DJIBOUTI, 14 May (IRIN)—The Djibouti government and the radical wing of the Front for the Restoration of Unity and Peace (FRUD) signed an agreement on Saturday, 12 May, which observers say aims to put an end to the uneasy aftermath of the Afar insurgency in northern and south-western Djibouti.

The agreement was signed by Djibouti Interior Minister Abdallah Abdillahi Miguil and FRUD leader Ahmed Dini.

In a speech delivered at the signing ceremony at the Djibouti Conference Centre, known as the Palais du Peuple, Dini said the accord was to enshrine peace in our political environment. Ahmed Dini led a three-year long Afar insurgency in northern Djibouti from 1991 to 1994, after which the moderate wing of the party signed an agreement with the government.

Djiboutian President Ismail Omar Guelleh attended the ceremony, and said the agreement would close a sad chapter in Djibouti’s history. The head of state pledged that never again will Djibouti experience another conflict of this nature and magnitude.

The two sides refused to give details of the peace agreement, but at a press conference held shortly after the ceremony, Dini told journalists that it was centred on decentralisation. He said the government had agreed to the setting up of more representative local bodies, and had promised to introduce an unrestricted multi-party system by September. Djibouti’s current multiparty apparatus is confined to only four registered parties, which included the ruling Rassemblement Populaire pour le Progres, and the moderate wing of FRUD.

Part of the deal involves the reconstruction and rehabilitation of areas and populations affected by the conflict, a local journalist told IRIN. International support—possibly from the European Union—would be sought for the demobilisation of FRUD fighters, the journalist said.

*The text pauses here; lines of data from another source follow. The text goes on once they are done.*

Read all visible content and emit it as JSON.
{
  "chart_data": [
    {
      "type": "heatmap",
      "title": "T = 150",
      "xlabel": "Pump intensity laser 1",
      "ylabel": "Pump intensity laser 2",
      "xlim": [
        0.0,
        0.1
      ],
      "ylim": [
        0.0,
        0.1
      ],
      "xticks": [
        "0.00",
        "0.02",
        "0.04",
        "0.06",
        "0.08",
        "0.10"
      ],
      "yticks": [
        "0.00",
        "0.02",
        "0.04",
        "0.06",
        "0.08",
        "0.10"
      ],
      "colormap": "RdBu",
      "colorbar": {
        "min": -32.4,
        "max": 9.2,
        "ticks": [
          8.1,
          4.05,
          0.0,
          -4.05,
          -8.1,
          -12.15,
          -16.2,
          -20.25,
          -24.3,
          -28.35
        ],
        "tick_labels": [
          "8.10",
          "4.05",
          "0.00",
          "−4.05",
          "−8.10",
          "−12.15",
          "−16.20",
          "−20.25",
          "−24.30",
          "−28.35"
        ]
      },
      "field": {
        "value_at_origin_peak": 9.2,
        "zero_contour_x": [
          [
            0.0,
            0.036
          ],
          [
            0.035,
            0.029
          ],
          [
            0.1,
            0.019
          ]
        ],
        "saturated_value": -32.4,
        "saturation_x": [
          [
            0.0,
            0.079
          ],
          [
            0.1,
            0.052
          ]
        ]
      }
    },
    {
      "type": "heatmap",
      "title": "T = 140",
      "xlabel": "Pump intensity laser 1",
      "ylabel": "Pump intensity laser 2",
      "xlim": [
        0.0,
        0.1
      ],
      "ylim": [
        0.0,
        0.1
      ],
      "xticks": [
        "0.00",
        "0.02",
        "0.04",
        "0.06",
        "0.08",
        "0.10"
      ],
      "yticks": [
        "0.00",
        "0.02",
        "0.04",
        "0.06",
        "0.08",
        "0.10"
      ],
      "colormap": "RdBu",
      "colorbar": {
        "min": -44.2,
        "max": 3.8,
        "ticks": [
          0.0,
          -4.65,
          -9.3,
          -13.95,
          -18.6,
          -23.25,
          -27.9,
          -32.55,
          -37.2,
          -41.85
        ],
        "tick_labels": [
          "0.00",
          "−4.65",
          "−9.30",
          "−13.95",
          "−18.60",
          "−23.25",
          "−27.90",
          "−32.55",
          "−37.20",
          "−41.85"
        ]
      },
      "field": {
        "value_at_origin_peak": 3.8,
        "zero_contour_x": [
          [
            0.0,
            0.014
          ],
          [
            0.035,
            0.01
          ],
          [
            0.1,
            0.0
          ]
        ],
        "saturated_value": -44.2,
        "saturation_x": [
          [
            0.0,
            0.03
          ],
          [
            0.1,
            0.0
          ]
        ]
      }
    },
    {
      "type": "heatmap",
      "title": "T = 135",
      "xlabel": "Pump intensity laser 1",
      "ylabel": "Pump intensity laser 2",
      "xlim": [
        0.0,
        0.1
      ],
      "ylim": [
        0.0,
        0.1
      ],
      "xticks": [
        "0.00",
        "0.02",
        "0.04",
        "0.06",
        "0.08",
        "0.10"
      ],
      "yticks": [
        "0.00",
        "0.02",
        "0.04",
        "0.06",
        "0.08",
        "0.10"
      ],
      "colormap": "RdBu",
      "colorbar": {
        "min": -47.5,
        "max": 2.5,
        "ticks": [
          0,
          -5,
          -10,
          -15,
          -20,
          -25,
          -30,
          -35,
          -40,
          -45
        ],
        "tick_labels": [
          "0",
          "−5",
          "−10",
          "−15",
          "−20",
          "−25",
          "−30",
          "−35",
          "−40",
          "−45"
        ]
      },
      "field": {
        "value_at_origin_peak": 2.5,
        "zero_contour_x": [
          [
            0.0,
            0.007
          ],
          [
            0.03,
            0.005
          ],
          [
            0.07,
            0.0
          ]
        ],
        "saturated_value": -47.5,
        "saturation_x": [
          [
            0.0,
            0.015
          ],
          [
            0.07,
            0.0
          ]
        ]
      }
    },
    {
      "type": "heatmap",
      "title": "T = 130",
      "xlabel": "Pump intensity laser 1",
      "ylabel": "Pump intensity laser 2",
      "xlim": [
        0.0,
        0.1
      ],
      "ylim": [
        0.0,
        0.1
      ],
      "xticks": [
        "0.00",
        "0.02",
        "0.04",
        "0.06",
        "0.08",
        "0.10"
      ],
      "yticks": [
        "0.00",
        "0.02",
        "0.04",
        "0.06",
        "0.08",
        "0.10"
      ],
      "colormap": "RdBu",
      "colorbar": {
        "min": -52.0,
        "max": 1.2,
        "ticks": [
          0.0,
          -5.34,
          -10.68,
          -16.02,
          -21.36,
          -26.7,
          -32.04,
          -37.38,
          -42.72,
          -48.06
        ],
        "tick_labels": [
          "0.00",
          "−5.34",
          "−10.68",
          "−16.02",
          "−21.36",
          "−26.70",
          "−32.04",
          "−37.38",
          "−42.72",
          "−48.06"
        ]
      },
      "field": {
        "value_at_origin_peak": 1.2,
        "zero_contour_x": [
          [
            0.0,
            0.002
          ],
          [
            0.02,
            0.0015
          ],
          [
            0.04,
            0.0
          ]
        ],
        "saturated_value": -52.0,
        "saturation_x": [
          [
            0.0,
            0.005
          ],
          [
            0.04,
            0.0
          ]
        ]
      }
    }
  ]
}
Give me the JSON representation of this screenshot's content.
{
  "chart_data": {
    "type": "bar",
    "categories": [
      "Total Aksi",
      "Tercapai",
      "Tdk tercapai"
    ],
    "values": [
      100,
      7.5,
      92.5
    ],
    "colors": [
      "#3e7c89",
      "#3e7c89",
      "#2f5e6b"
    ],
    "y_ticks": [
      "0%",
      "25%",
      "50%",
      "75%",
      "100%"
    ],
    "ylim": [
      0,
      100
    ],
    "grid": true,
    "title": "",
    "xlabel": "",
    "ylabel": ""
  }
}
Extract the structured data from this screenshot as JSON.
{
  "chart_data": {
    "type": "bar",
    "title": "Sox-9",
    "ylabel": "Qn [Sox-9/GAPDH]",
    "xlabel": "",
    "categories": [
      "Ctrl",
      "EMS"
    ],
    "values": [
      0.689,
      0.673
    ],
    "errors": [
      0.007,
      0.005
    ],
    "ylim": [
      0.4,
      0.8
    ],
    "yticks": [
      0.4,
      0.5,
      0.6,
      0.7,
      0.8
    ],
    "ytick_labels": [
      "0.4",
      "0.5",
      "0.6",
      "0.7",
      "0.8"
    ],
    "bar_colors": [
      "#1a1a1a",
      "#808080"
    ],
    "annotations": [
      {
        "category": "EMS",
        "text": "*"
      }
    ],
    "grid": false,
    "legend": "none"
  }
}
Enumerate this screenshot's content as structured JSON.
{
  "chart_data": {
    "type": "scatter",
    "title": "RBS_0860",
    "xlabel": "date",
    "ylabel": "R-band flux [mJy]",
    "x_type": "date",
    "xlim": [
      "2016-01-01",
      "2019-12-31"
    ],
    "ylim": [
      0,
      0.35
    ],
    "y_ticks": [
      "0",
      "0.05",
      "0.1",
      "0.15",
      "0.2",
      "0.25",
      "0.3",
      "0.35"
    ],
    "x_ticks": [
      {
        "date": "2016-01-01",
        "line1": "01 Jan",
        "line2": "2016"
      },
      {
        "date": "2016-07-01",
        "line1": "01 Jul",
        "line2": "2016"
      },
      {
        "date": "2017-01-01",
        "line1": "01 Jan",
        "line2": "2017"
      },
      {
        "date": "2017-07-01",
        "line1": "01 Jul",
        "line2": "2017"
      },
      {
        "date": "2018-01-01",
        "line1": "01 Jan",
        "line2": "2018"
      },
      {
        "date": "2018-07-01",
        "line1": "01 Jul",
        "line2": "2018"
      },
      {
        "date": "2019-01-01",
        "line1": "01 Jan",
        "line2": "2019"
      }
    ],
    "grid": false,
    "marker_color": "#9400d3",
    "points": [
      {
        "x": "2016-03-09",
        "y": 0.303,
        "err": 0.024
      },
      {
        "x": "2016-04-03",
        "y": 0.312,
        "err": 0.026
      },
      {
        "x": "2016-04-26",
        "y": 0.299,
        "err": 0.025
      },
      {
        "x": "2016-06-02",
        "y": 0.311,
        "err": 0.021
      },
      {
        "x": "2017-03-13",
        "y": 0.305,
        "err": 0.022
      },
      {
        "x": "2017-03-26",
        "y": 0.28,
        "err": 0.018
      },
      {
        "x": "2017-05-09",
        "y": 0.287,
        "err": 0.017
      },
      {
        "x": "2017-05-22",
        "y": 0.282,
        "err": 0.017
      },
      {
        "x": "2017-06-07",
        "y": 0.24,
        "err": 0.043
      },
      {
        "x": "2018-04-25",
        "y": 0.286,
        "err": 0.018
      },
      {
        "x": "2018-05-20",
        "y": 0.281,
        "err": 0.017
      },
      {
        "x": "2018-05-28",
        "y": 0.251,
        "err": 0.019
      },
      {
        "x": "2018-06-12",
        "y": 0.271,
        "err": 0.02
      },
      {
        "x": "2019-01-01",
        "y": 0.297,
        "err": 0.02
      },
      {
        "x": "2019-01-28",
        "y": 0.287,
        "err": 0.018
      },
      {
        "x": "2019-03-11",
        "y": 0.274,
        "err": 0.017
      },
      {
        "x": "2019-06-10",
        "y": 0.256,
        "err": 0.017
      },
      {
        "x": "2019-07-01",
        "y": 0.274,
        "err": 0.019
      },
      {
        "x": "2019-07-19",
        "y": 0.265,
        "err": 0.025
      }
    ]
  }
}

Dini did not rule out the possibility that some senior members of his organisation might join the Djibouti government in a pending cabinet reshuffle. Answering questions on the relationship of the radical wing with the moderate wing of FRUD, Dini said that, since the signing of the agreement, we are a political organisation fending for itself. Two leaders of the moderate wing of FRUD hold prominent positions in government, with Ali Muhammad Daoud as minister of agriculture, and Ougoureh Kifle Ahmed as minister of defence.

Local political sources told IRIN that the peace agreement ended 15 months of secret talks, which were a follow-up to an earlier peace deal signed by the Djibouti government and Ahmed Dini’s FRUD in Paris on 7 February 2000. Since the outbreak of the Afar insurgency, the government had pursued a reconciliation process with the two different FRUD groups, spanning about eight years of negotiations, the source said. The moderate FRUD group was the first to reach agreement with the central authority on 26 December 1994.

FRUD took up arms against the Djibouti government in 1991 to press the demands of the Afar—who constitute one of the country’s two indigenous ethnic groups. The radical wing of FRUD said the action was in protest against what it considered the hegemonic drive of the Somali-speaking tribes.